Meet Bobbie, the birthday girl at the center of Stephen Sondheim’s "Company." She’s a lovely, lively New Yorker on the cusp of 35. So why, her married friends wonder, hasn’t she found the right man?

It’s a familiar story about a modern female, though that’s not how "Company" started out. First staged on Broadway in 1970, "Company" originally centered on Bobby — a man. By switching its hero’s chromosomes, tweaking the material slightly and dropping in a few smartphones, "Company" passes rather easily as a 21st century story about one woman’s resistance to the hegemony of marriage.

That is, if you don’t look too closely. While Sondheim’s songs still stand the test of time, much of George Furth’s original book still bears its Me Generation date stamp, and the issues that tend to press hard on women — career, pregnancy, the double standards of aging, the Great Hair-Color Debate — are never addressed. Still, with an appealing Katrina Lenk as Bobbie and a fine supporting cast spearheaded by the legendary Patti LuPone, "Company" should make for an enjoyable night on a newly reopened Broadway.
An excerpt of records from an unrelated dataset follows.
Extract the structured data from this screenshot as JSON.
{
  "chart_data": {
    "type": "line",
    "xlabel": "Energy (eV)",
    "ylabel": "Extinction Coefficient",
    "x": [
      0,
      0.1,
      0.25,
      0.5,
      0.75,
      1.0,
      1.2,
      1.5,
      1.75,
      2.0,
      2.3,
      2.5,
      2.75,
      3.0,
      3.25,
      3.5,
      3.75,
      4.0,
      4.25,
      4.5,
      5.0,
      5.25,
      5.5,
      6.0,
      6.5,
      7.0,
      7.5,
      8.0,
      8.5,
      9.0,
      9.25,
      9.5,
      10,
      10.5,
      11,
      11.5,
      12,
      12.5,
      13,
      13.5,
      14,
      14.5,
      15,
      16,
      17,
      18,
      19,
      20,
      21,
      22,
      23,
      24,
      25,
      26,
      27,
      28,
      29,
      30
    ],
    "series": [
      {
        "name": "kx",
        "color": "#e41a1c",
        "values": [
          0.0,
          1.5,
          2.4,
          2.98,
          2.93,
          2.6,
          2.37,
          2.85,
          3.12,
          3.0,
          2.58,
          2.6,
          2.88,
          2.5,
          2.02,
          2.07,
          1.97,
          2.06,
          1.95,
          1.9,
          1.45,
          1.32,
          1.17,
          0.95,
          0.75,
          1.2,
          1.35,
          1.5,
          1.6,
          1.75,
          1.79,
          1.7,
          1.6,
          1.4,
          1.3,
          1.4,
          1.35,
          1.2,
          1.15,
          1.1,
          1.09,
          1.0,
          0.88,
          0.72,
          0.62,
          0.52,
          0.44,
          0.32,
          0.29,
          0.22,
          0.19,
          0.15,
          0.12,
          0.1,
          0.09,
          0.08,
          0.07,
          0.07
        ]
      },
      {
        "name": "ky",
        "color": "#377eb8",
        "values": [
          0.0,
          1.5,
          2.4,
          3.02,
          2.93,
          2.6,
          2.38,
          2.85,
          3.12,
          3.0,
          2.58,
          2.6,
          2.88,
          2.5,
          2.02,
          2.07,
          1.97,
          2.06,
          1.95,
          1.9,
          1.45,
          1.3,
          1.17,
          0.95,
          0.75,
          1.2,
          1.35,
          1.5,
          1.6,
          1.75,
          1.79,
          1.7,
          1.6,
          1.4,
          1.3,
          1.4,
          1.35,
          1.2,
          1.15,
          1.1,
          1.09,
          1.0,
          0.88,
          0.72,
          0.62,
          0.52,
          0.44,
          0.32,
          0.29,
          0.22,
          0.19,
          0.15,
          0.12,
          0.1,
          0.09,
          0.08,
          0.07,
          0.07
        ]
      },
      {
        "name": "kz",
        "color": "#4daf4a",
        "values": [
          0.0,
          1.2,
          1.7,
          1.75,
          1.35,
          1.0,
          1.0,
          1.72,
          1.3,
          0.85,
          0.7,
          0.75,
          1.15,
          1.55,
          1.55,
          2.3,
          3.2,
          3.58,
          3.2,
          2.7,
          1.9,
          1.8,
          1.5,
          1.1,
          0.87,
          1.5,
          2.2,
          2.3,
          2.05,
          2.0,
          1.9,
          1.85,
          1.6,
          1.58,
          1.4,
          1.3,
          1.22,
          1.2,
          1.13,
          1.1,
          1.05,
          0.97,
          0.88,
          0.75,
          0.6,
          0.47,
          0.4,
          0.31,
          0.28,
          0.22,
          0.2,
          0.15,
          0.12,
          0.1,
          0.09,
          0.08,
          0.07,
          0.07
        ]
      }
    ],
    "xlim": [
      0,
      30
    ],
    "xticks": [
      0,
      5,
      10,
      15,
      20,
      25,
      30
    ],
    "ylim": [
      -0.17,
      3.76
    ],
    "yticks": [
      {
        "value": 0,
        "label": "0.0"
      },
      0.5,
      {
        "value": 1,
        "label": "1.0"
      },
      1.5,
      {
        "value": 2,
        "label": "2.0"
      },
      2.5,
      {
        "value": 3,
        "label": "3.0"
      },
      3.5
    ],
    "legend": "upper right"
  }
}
A series of vignettes rather than a proper story, "Company" follows Bobbie on a soul-searching journey through various apartments and her own private thoughts. Her friends represent the decidedly mixed blessings of marriage. Sarah and Harry (Jennifer Simard and Christopher Sieber), for instance, attack each other both verbally and physically, but surely they’re kidding, aren’t they? Meanwhile, Susan and Peter (Rashidra Scott and Greg Hildreth) are going through a perplexingly happy divorce. "Sorry-Grateful," a song that might be called tender-cynical, beautifully sums up everyone’s conflicted feelings about partnership.

Bobbie’s three dates represent possibilities. There’s handsome but dopey Andy (Claybourne Elder, drawing some of the show’s biggest laughs), the solid but unexciting Theo (Manu Narayan) and hunky rocker PJ (Bobby Conte). It’s P.J. who sings "Another Hundred People," an ode to another highly fraught romance: The one between New York City and its residents. Bobbie sometimes recedes in these scenes, but that’s the fault of the somewhat passive character, not the energetic actress who plays her.\

LuPone, bouncing back from a non-COVID illness that caused her to miss last weekend’s previews, earns her second-billed status in the otherwise small role of Joanne, a tough-talking doyenne of Manhattan. Her shining moment comes with "The Ladies Who Lunch," a wry paean to high society delivered over vodka stingers. Though the Northport native never rises from her barstool, she sticks the landing vocally and seems guaranteed to draw future ovations.

Some of the updates to "Company," approved by Sondheim before his death in November, work only up to a point. Amy, originally a jittery bride, is now Jamie (Matt Doyle), half of a same-sex couple. Doyle’s tongue-twisting, hyperventilating rendition of "Getting Married Today," a notoriously difficult Sondheim composition, is an absolute showstopper. Later, though, Bobbie’s sudden, desperate marriage proposal to this character now lands weirdly, for obvious reasons.

Director Marianne Elliott, importing "Company" from her 2018 production on London's West End, holds our interest with some inventive staging (the action takes place within brightly lit boxes that shift and collide) and dream-like motifs borrowed from "Alice in Wonderland" (a key that opens doors into unexpected rooms). Mostly, though, it’s Sondheim’s enduringly lovely songs that help "Company" hit the right chords.